After positioning the patient in the lateral position, the video-optical intubation stylet was reinserted into the tracheal lumen and the position of the bronchial cuff was checked. Intraoperatively, during left-sided one-lung ventilation, the VOIS was left in the non-ventilated tracheal lumen for continuous monitoring of the DLT position.
No problems were encountered with the DLT or with the VOIS intraoperatively. During the whole procedure, there was no need for an additional fiberoptic bronchoscope. The patient was successfully extubated after surgery and her postoperative course was uneventful.
Video-transmission of the view from the bronchial tube tip using a video-optical intubation stylet carries some potentially useful benefits for teaching, supervising and management of left-sided double-lumen tube.
Blind DLT insertion can cause trauma to the respiratory tract, incorrect tube position and inability to achieve adequate lung separation, particularly in case of extrinsic or intrinsic subglottic airway abnormalities.(13,14,15,16,17,18,19,20,21,22) Thus, several reports have advocated the use of the fiber-optic bronchoscope as an “introducer” over which the double-lumen tube is advanced under direct vision.(23,24,25,26,27) Using a video-optical intubation stylet, visualized DLT insertion can be performed in a simple and comfortable manner. The monitor view allows recognition of subglottic pathologies and incorrect tube placement during tube insertion before hypoventilation, overinflation, atelectasis and hypoxemia occur.
Maintenance of correct positioned DLT throughout the case is equally important as initial placement. Once in place, inadvertent relocation of the double-lumen tube during patient positioning, by surgical traction or during lung volume reduction surgery can lead to malfunctioning DLT and requires immediate diagnosis and correction.(28,29,30,31)

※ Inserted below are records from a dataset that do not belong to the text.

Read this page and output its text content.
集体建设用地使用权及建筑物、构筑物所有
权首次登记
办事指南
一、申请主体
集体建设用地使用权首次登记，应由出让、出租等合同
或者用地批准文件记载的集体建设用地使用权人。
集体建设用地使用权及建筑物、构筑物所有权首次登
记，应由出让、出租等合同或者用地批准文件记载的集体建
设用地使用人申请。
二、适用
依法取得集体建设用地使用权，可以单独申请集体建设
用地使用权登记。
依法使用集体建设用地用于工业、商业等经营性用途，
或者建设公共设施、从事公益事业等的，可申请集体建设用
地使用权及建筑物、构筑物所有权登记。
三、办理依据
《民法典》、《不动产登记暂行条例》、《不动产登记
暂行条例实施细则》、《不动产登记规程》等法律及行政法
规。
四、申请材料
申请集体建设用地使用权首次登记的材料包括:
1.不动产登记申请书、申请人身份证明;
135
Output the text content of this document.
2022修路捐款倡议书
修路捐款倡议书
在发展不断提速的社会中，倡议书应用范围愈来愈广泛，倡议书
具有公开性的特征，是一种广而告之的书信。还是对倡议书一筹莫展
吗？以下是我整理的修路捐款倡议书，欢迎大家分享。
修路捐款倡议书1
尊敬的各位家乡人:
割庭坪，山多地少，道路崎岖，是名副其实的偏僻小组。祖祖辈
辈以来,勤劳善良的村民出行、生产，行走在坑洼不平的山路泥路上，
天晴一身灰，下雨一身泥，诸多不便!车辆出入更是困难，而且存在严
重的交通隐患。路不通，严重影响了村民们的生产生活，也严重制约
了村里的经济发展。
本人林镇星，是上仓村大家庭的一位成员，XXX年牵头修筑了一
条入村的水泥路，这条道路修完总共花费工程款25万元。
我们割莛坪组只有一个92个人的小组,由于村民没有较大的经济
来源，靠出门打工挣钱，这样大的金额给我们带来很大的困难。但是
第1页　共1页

The fact that the VOIS can be left in the non-ventilated DLT-lumen during the whole one-lung ventilation is a major advantage. It allows early detection and immediately correction of dislocated DLT’s. Additionally, flowing oxygen from the tip can be used to inflate the collapsed lung for better oxygenation if required.
The use of a video-optical intubation stylet for visualized DLT insertion has some potential advantages over a FOB as mentioned above. The double-lumen tube “loaded” with VOIS remains a light-weight and easily to handle tube. There is no interference with conventional laryngoscopy, no need for additional personal assistance and no change in insertion technique. Thus, this new technique would be suitable for routine visualized left-sided DLT insertion control. The costs of such an ultrathin video-optical intubation stylet and an appropriate video-monitor system are much lower than the costs of for a fiberoptic bronchoscope. Furthermore, the presented video-optical intubation stylet may be particularly helpful, when the FOB diameter is to large for pediatric DLT management. The FOB on the other hand can be used for suctioning and has a stearable tip.
The video-optical intubation stylet is a potentially useful tool for visualized double-lumen endotracheal tube management. It allows correct initial placement and continuous monitoring of correct position during one-lung ventilation. In addition, it provides an excellent opportunity for teaching and supervising.